# Sharpening French Mandoline



## ThEoRy (Mar 5, 2011)

So, I've always wanted one at home like I use at work. A really nice professional mandoline. Problem is they're expensive. Every year now for 3 years we've purchased a new one at work. We started out with 2, one of them was messed up beyond repair so it got chucked and one of them was ok but had seen better days. 
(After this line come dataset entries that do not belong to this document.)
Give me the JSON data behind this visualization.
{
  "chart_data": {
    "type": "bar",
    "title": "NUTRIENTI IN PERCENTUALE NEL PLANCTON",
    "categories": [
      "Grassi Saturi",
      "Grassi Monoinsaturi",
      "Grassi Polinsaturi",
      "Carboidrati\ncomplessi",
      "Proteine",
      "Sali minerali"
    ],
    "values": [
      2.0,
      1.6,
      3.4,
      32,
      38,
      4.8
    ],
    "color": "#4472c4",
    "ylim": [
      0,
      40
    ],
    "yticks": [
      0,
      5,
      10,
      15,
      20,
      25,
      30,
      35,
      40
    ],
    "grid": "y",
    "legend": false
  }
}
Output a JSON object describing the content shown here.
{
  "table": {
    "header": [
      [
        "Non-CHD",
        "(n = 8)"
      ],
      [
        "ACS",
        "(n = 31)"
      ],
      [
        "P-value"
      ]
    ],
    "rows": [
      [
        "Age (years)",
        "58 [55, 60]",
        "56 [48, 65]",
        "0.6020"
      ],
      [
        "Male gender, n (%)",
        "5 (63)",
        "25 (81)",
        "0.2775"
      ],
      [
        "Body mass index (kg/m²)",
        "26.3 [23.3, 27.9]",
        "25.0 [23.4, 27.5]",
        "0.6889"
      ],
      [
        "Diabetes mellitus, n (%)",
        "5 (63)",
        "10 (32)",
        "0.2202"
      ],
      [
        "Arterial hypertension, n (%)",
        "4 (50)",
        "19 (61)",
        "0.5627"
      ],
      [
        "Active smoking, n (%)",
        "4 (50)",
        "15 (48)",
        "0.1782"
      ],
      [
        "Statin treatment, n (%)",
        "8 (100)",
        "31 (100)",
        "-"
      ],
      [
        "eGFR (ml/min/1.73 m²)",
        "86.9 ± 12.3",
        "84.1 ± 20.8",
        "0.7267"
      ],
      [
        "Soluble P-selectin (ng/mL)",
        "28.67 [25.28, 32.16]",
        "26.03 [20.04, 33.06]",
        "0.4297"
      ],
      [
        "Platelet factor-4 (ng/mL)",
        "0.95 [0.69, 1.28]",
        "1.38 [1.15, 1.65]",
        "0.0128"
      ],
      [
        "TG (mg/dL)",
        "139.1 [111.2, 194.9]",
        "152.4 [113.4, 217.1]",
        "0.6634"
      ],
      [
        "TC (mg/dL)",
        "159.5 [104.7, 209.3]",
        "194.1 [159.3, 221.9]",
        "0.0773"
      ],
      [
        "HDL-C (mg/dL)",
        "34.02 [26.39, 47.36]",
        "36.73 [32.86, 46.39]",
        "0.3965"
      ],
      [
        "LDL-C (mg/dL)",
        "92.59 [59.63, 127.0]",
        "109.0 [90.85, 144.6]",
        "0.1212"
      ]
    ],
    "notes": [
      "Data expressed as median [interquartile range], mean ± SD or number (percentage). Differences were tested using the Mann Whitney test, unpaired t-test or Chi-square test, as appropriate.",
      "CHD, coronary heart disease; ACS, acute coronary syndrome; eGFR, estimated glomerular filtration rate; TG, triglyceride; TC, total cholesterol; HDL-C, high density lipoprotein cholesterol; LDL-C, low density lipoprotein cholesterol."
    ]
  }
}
I told the Chef I could just sharpen it and he said I could have it. All I have to do is remove the blade with a ratchet and sharpen it up. It's 18 10 stainless so it should be easy enough. Anyone ever try this before?


----------



## chefjbs (Mar 6, 2011)

interesting, sounds easy enough. What about the blades for the julliene and battonettes?? they seem to always dull out from those dammed elephant carrots.


----------



## Chef Niloc (Mar 6, 2011)

I know Dave has done a few. You can get it sharp yourself easy but if you don't get the angle of the bevel just right it won't cut right as it's a fixed blade. So I would send it to Dave or just buy a new plate. If the thing is very beat up I would go with a new blade as the little blades are likely all beat up too? I like to get the 41/20 blade combo as it makes a thinner matchstick cut and also then it just doesn't look like every other mandoline cut you see everywhere 
http://www.fantes.com/bron-mandoline.html


----------



## Dave Martell (Mar 6, 2011)

You have to keep the angle the same, not remove but the tiniest bit of steel, and deburr properly. A key thing is to NOT add a bevel on the backside when de-burring. These things can be a pain in the butt to sharpen. Touching up before they get dull is a much better alternative to full blown sharpening. Replace when they get dull.


----------



## ghalle (Mar 6, 2011)

I sharpened one of these French mandolines two months ago for the head chef of a nearby restaurant. I had no idea at first in how to go about it, but after removing the blade assembly I found that sharpening by hand, at the same angle as the original, was fairly easy to do using small EZE Lap diamond sharpeners. By small, I mean the small flat sharpeners that have a sharpening surface of 3/4-inch x 2-inches and the folding models that have a working surface of 3/4-inches x 4-inches. I started with a Medium grit one and ended up with Super Fine, sharpening by moving the sharpener from one side of the blade to the other and back again numerous times. I first marked the edge bevel with a Sharpie to verify that I was replicating the original angle and removing steel uniformly across the blade. I deburred the edge by using the Super Fine sharpener held flat against the back side. The steel isn't very hard so it didn't take very long to sharpen. The edge had a couple of very small dings but I decided it was better to just sharpen everything and ignore the dings as grinding the blade enough to eliminate them would slightly shorten the blade and this might affect the cutting efficiency of the mandoline. Before starting to sharpen the blade I examined it with a magnifying loupe to determine the type of edge bevel and if there was more than one bevel angle involved. It looked to me like a single, flat bevel, so I knew it wouldn't be difficult to sharpen.


----------



## ThEoRy (Mar 6, 2011)

The damage isn't too significant. I think I'll be able to get away with just starting on the 1200 bester to bring back the edge and just a little go on the rika to refine it. Thanks for the tips everybody. Now should I strop it on leather or felt with diamond or chromium?


----------